Report says 1-in-100 GP consultations involve palliative care
Given the political debate around end-of-life decision making and the need for more effective and accessible palliative care the AIHW’s report Palliative care services in Australia could not have been better timed.
Before interrogating the stats let’s take a look at the terminology.
With typical verbosity the World Health Organization is quoted as calling palliative care ‘an approach that improves the quality of life of patients (adults and children) and their families who are facing the problems associated with life-threatening illness, through the prevention and relief of suffering by means of early identification and correct assessment and treatment of pain and other problems, whether physical, psychosocial or spiritual.’
In Australia, and many other parts of the world, the demand for palliative care services is increasing due to the ageing of the population and the increases in the prevalence of cancer and other chronic diseases that accompany ageing, the report notes.
‘Historically, it was assumed that palliative care would commence only once all treatment aimed at ‘curing’ people had finished or only when a person was dying.

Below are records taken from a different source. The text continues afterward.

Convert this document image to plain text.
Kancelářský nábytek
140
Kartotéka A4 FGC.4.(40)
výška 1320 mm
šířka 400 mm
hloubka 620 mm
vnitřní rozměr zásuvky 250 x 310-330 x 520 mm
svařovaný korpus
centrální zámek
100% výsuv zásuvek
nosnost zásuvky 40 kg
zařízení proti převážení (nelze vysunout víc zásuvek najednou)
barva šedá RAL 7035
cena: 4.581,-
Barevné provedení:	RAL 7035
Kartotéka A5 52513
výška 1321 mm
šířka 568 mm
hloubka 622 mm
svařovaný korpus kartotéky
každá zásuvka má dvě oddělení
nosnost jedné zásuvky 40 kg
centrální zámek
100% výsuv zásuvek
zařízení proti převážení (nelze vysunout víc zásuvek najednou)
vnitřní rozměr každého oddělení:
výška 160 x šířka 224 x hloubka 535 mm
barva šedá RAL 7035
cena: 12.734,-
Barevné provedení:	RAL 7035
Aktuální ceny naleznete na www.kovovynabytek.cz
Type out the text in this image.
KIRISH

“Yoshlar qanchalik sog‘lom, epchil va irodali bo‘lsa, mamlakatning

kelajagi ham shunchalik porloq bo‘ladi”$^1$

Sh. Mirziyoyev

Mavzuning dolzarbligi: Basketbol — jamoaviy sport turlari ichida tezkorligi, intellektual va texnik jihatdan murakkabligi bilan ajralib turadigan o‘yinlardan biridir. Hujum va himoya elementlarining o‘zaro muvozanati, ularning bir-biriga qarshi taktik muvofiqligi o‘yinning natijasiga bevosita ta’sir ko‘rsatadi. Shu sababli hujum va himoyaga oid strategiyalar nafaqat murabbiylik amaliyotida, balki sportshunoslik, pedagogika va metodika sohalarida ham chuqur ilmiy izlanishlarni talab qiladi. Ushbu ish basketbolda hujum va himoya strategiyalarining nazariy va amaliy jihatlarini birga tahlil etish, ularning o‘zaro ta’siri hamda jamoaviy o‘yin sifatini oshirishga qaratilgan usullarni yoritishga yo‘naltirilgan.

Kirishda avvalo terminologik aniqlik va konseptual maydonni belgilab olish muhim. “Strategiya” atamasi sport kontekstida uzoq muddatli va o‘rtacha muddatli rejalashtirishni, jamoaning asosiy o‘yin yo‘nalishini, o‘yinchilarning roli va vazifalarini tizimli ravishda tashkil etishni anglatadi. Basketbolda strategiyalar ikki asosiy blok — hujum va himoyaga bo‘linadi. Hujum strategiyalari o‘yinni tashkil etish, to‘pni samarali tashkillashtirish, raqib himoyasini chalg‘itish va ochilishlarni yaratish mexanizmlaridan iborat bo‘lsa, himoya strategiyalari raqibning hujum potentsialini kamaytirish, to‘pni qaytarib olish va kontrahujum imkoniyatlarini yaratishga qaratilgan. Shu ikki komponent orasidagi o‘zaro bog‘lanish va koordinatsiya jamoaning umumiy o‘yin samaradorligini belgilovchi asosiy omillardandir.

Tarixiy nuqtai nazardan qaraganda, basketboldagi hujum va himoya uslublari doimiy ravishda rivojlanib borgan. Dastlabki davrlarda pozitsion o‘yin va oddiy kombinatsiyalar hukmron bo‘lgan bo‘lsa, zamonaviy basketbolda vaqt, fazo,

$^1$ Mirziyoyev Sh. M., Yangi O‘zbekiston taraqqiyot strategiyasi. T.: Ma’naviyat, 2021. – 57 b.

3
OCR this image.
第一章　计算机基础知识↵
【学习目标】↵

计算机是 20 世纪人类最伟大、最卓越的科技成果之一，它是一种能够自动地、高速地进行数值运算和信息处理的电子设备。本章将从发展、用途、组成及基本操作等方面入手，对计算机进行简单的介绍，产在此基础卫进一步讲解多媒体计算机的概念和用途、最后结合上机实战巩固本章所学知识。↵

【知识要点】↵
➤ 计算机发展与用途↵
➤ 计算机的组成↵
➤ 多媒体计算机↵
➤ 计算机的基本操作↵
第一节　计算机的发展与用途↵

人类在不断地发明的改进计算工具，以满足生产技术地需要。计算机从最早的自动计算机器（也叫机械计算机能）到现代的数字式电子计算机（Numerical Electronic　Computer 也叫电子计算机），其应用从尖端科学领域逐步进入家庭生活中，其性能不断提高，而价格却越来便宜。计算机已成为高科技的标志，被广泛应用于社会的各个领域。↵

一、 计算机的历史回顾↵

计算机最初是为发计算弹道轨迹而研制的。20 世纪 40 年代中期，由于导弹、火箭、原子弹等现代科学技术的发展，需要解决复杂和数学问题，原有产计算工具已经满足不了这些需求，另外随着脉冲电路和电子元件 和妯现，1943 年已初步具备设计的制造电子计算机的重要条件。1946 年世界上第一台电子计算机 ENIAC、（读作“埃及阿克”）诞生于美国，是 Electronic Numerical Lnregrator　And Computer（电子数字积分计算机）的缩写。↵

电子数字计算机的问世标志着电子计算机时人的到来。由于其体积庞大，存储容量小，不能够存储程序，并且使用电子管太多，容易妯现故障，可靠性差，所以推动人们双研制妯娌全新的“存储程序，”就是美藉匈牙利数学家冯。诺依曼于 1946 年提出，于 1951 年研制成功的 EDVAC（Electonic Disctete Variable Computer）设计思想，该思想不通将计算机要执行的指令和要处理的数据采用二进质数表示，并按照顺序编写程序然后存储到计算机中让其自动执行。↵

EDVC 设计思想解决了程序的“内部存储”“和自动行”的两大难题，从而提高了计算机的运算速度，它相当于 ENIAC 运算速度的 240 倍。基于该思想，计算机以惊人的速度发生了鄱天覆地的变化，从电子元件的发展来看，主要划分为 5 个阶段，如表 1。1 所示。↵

Now, it is well-accepted that there is benefit in providing palliative care in association with disease-modifying therapies that aim to prolong life.
‘It is also recognised that many people with life-limiting illnesses are not ‘cured’, but continue to live with these illnesses for many years.’
It adds, ‘A distinction is commonly made between care provided in hospitals (including hospices or dedicated palliative care wards) and care provided in the community (such as in the patient’s home or in residential aged care facilities).
‘Specialist palliative care services are comprised of multidisciplinary teams with specialised skills, competencies, experience and training to deliver care to people where the palliative needs are complex and persistent (PCA 2018). Specialist palliative care services operate from a variety of settings, including specialist inpatient consulting services, specialist inpatient settings, hospices and community-based specialist services (DoH 2019).’
The AIHW report, online and updated twice yearly, notes that data collection has been impeded by the discontinuation of the BEACH survey (1998 to 2016), and this presents a challenge for future reporting on the pivotal role that general practitioners have in delivering high quality palliative care.
GPs, it noted, ‘play an important role in palliative care as well as the health-care system more broadly’.
For example, the last BEACH indicated that about 1-in-1000 GP encounters were palliative care-related. The AIHW, on the other hand, cites a Department of Health study showing a frequency ten times higher – [it was] ‘estimated that palliative care consultations account for about 1 in every 100 GP consultations (1%) (Department of Health 2017).
‘The differences in the results between this survey and the BEACH survey are likely to be due to different methodologies including aspects such as the composition of the populations of GPs who responded to each survey and how a palliative care encounter or consultation was defined,’ the report notes.
It goes on to say ‘there is no nationally consistent, routinely collected primary healthcare data collection that enables reporting on the provision of palliative care by GPs.
‘Furthermore, while the Medicare Benefits Schedule (MBS) includes specific items for palliative medicine specialist services (delivered by palliative medicine specialists) for which it will reimburse a proportion of the MBS fee… there are no palliative care-specific items that can be used by GPs or other medical specialists who may be providing palliative care (such as oncologists).
‘It is therefore likely that GPs use other MBS items, for example, those for chronic disease management and home visit items, when providing patients with palliative care.
‘Consequently, the extent of palliative care-related services delivered by GPs cannot be established from existing Medicare data.’
This is not to downplay the value of the data, which reveals (BEACH figure) that about 9 in 10 palliative care GP encounters were with people aged 65 and over. Females accounted for 53.0 per cent of this patient cohort. Palliative care-related encounters with Indigenous Australians were 1.3% of the total, less than half the proportion of the general population which is Indigenous.
Some 53.6 percent of palliative care hospitalisations and 54.2 percent of other end-of-life care hospitalisations were for people aged 75 and over.
Other findings from the survey were that GPs’ understanding of what constitutes palliative care and end of life care varies widely and that differing palliative care settings have very different requirements in terms of best practice. The report on the survey also provided a range of recommendations, including better defining the role of GPs in palliative care, promoting a better understanding of the clinical triggers for commencing palliative care, the development of local directories to enable GPs to access palliative care resources and better communication and integration with other parts of the health system including encouraging referrals to specialist palliative care teams or GP experts.
AIHW says it is currently working with stakeholders to establish a consistent data collection on palliative care activity in general practice, to better inform the community and enable decision-makers at all levels to monitor GPs’ provision of high quality palliative care to Australians that meets their needs.